Paul Ryan Faces Uphill Battle Cleaning Up the House

House Speaker Paul Ryan waves to his family after being elected on Capitol Hill in Washington, D.C., on October 29. Jonathan Ernst/REUTERS

For a rare moment Thursday, the House of Representatives echoed with bipartisan cheer, pledges of unity and a promise that the "People's House" will once more work for the people of the United States.

"Today, in this House, the page has turned. A new chapter has begun," Democratic leader Nancy Pelosi told the chamber as she passed the speaker's gavel to its new owner, the 45th speaker of the House, Republican Paul Ryan. The 45-year-old, nine-term member from Janesville, Wisconsin, was sworn in Thursday morning after winning 236 of 432 House votes. Pelosi received 184; Florida Republican Daniel Webster, a favorite of Tea Party members, received 9; and three other men received one apiece, including former Secretary of State Colin Powell, who is not even an elected representative.

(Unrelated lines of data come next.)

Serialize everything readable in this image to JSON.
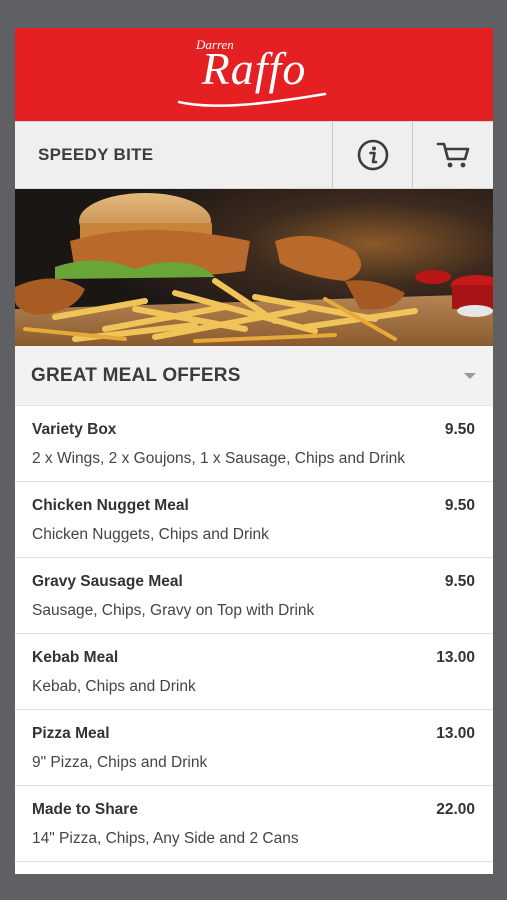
{
  "brand": {
    "first_name": "Darren",
    "name": "Raffo"
  },
  "nav": {
    "title": "SPEEDY BITE",
    "info_icon": "info-icon",
    "cart_icon": "cart-icon"
  },
  "hero": {
    "description": "burger-chips-goujons-photo"
  },
  "section": {
    "title": "GREAT MEAL OFFERS",
    "toggle_icon": "caret-down-icon"
  },
  "items": [
    {
      "name": "Variety Box",
      "price": "9.50",
      "description": "2 x Wings, 2 x Goujons, 1 x Sausage, Chips and Drink"
    },
    {
      "name": "Chicken Nugget Meal",
      "price": "9.50",
      "description": "Chicken Nuggets, Chips and Drink"
    },
    {
      "name": "Gravy Sausage Meal",
      "price": "9.50",
      "description": "Sausage, Chips, Gravy on Top with Drink"
    },
    {
      "name": "Kebab Meal",
      "price": "13.00",
      "description": "Kebab, Chips and Drink"
    },
    {
      "name": "Pizza Meal",
      "price": "13.00",
      "description": "9\" Pizza, Chips and Drink"
    },
    {
      "name": "Made to Share",
      "price": "22.00",
      "description": "14\" Pizza, Chips, Any Side and 2 Cans"
    }
  ],
  "colors": {
    "brand_red": "#e42022",
    "backdrop": "#5e6064",
    "header_gray": "#eeeeee"
  }
}
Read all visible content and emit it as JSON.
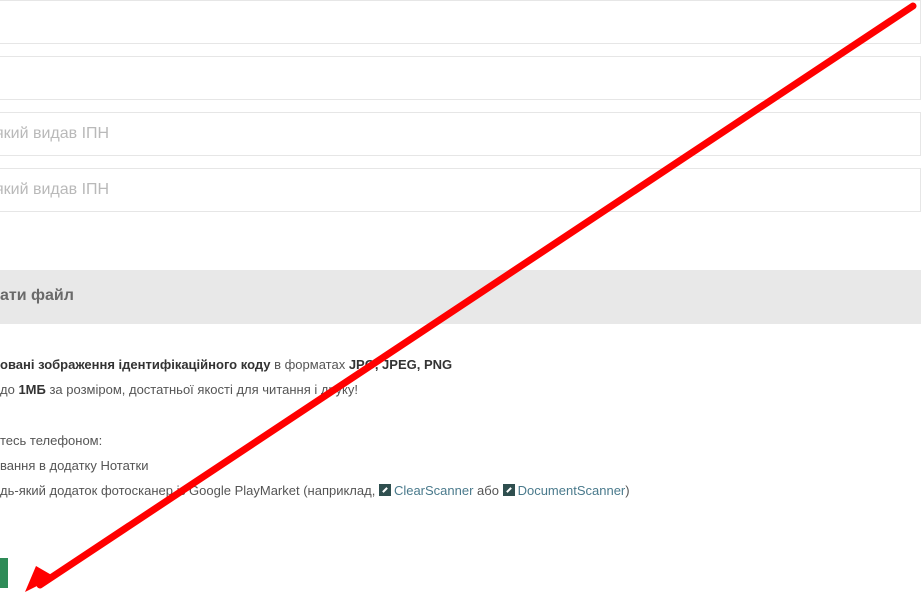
{
  "form": {
    "field1_placeholder": "",
    "field2_placeholder": "",
    "field3_placeholder": "який видав ІПН",
    "upload_label": "ати файл"
  },
  "info": {
    "line1_bold": "овані зображення ідентифікаційного коду",
    "line1_mid": " в форматах ",
    "line1_formats": "JPG, JPEG, PNG",
    "line2_pre": "до ",
    "line2_bold": "1МБ",
    "line2_post": " за розміром, достатньої якості для читання і друку!",
    "line3": "тесь телефоном:",
    "line4": "вання в додатку Нотатки",
    "line5_pre": "дь-який додаток фотосканер із Google PlayMarket (наприклад, ",
    "link1": "ClearScanner",
    "line5_mid": " або ",
    "link2": "DocumentScanner",
    "line5_post": ")"
  },
  "colors": {
    "annotation_arrow": "#ff0000",
    "upload_bar": "#e8e8e8",
    "accent": "#2e8b57"
  },
  "icons": [
    "external-link-icon",
    "annotation-arrow"
  ]
}
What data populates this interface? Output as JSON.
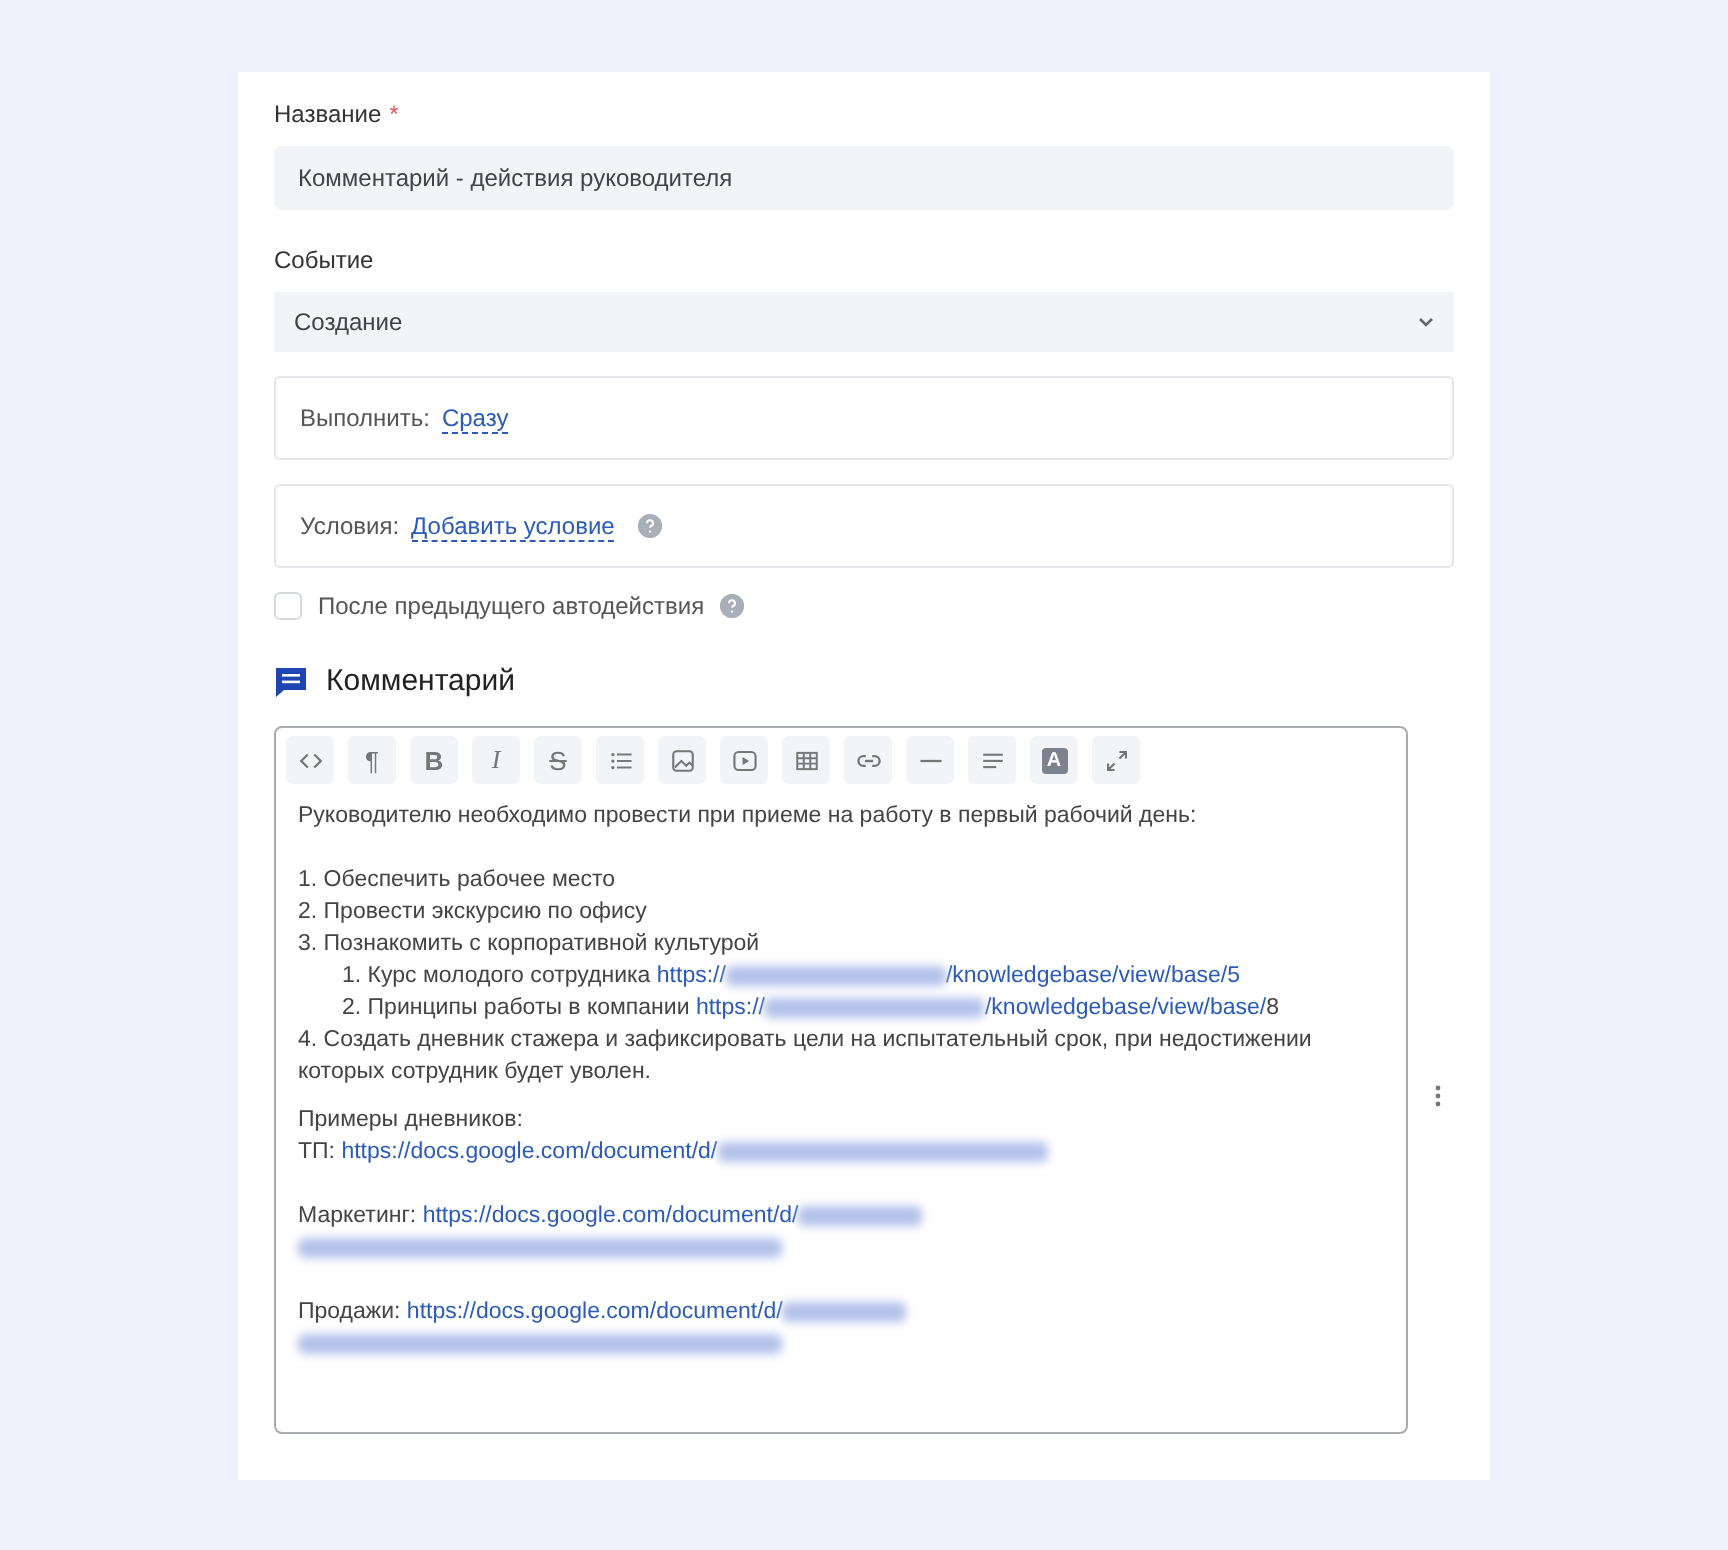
{
  "name_field": {
    "label": "Название",
    "required_mark": "*",
    "value": "Комментарий - действия руководителя"
  },
  "event_field": {
    "label": "Событие",
    "value": "Создание"
  },
  "execute": {
    "label": "Выполнить:",
    "link": "Сразу"
  },
  "conditions": {
    "label": "Условия:",
    "link": "Добавить условие"
  },
  "after_previous": {
    "label": "После предыдущего автодействия",
    "checked": false
  },
  "section": {
    "title": "Комментарий"
  },
  "toolbar": [
    {
      "kind": "code"
    },
    {
      "kind": "paragraph",
      "label": "¶"
    },
    {
      "kind": "bold",
      "label": "B"
    },
    {
      "kind": "italic",
      "label": "I"
    },
    {
      "kind": "strike",
      "label": "S"
    },
    {
      "kind": "list"
    },
    {
      "kind": "image"
    },
    {
      "kind": "video"
    },
    {
      "kind": "table"
    },
    {
      "kind": "link"
    },
    {
      "kind": "rule"
    },
    {
      "kind": "align"
    },
    {
      "kind": "color",
      "label": "A"
    },
    {
      "kind": "fullscreen"
    }
  ],
  "content": [
    {
      "lines": [
        {
          "segments": [
            {
              "kind": "text",
              "text": "Руководителю необходимо провести при приеме на работу в первый рабочий день:"
            }
          ]
        }
      ]
    },
    {
      "lines": [
        {
          "segments": [
            {
              "kind": "text",
              "text": "1. Обеспечить рабочее место"
            }
          ]
        },
        {
          "segments": [
            {
              "kind": "text",
              "text": "2. Провести экскурсию по офису"
            }
          ]
        },
        {
          "segments": [
            {
              "kind": "text",
              "text": "3. Познакомить с корпоративной культурой"
            }
          ],
          "children": [
            {
              "segments": [
                {
                  "kind": "text",
                  "text": "1. Курс молодого сотрудника "
                },
                {
                  "kind": "link",
                  "text": "https://"
                },
                {
                  "kind": "redacted"
                },
                {
                  "kind": "link",
                  "text": "/knowledgebase/view/base/5"
                }
              ]
            },
            {
              "segments": [
                {
                  "kind": "text",
                  "text": "2. Принципы работы в компании "
                },
                {
                  "kind": "link",
                  "text": "https://"
                },
                {
                  "kind": "redacted"
                },
                {
                  "kind": "link",
                  "text": "/knowledgebase/view/base/"
                },
                {
                  "kind": "text",
                  "text": "8"
                }
              ]
            }
          ]
        },
        {
          "segments": [
            {
              "kind": "text",
              "text": "4. Создать дневник стажера и зафиксировать цели на испытательный срок, при недостижении которых сотрудник будет уволен."
            }
          ]
        }
      ]
    },
    {
      "lines": [
        {
          "segments": [
            {
              "kind": "text",
              "text": "Примеры дневников:"
            }
          ]
        },
        {
          "segments": [
            {
              "kind": "text",
              "text": "ТП: "
            },
            {
              "kind": "link",
              "text": "https://docs.google.com/document/d/"
            },
            {
              "kind": "redacted"
            }
          ]
        }
      ]
    },
    {
      "lines": [
        {
          "segments": [
            {
              "kind": "text",
              "text": "Маркетинг: "
            },
            {
              "kind": "link",
              "text": "https://docs.google.com/document/d/"
            },
            {
              "kind": "redacted"
            }
          ]
        },
        {
          "segments": [
            {
              "kind": "redacted"
            }
          ]
        }
      ]
    },
    {
      "lines": [
        {
          "segments": [
            {
              "kind": "text",
              "text": "Продажи: "
            },
            {
              "kind": "link",
              "text": "https://docs.google.com/document/d/"
            },
            {
              "kind": "redacted"
            }
          ]
        },
        {
          "segments": [
            {
              "kind": "redacted"
            }
          ]
        }
      ]
    }
  ]
}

Accepting the gavel from Pelosi, Ryan acknowledged that years of bickering and brinkmanship have taken a toll on the institution. "Let's be frank: The House is broken," he told his colleagues. "We're not solving problems. We're adding to them. And I'm not interested in laying blame. We are not settling scores. We are wiping the slate clean."

He'll have his work cut out for him. Ryan has promised some rule changes to make House decision-making less top-down and promised Thursday that the committees will be responsible for drafting major pieces of legislation. "In other words, we need to return to regular order," Ryan said. "I know this sounds like process. It's actually a matter of principle."

But Ryan has also promised to abide by what's known as the Hastert Rule, which bars a Republican speaker from allowing a vote on legislation that's not supported by a majority of the GOP majority. Pelosi noted in a press conference Wednesday that under those terms, the House would not have been allowed to pass the budget deal brokered this week, which raises the debt ceiling and sets topline government spending numbers for the next two years. "This constraint that you described is very damaging to America's working families. It means the minority of the minority of the minority can rule the House," she told reporters after the House approved the deal Wednesday with 100 percent of Democrats but a minority of Republican votes. "I would hope that his members would allow him to be speaker" and "let the house work its will."

Ryan's pledge, in other words, means he's going to confront many of the same problems that tied his predecessor, Ohio Republican John Boehner, in knots—forcing him to choose between loyalty to his caucus and compromise with the Senate and a Democratic White House. In a matter of weeks, Ryan will face tests over how he handles efforts to reauthorize government trade financing agency the Export-Import Bank, extending federal highway funding and a government spending bill due in early December.

Ahead of Ryan's election, Boehner bid an emotional farewell to the chamber after five tumultuous years at the helm of the House, white handkerchief in hand as he dabbed away his signature tears. He served as speaker ever since Republicans won control of the chamber in 2010. But Boehner announced last month that he was stepping down amidst revolt from right-wing Republicans, mainly centered in a group of members known as the House Freedom Caucus. After a month of upheaval, the party finally unified around Ryan as its next leader. However, the foundations of the division—over how and when to compromise in a divided government—remain.

Ryan gave a nod to the challenges Thursday but insisted they're surmountable. "The cynics will scoff. They'll say it's not possible" to get the House working again, he said. "We're going to try."

Both Boehner and Ryan were greeted with uproarious cheers from both sides of the aisle as they entered the chamber. Ryan appealed to his colleagues to maintain that spirit of bipartisanship going forward. "If you ever pray, let's pray for each other, Republicans for Democrats and Democrats for Republicans."

"And I don't mean pray for a conversion," he added, to laughter. "Pray for a deeper understanding," Ryan said. "Wherever you come from, whatever you believe, we are all in the same boat."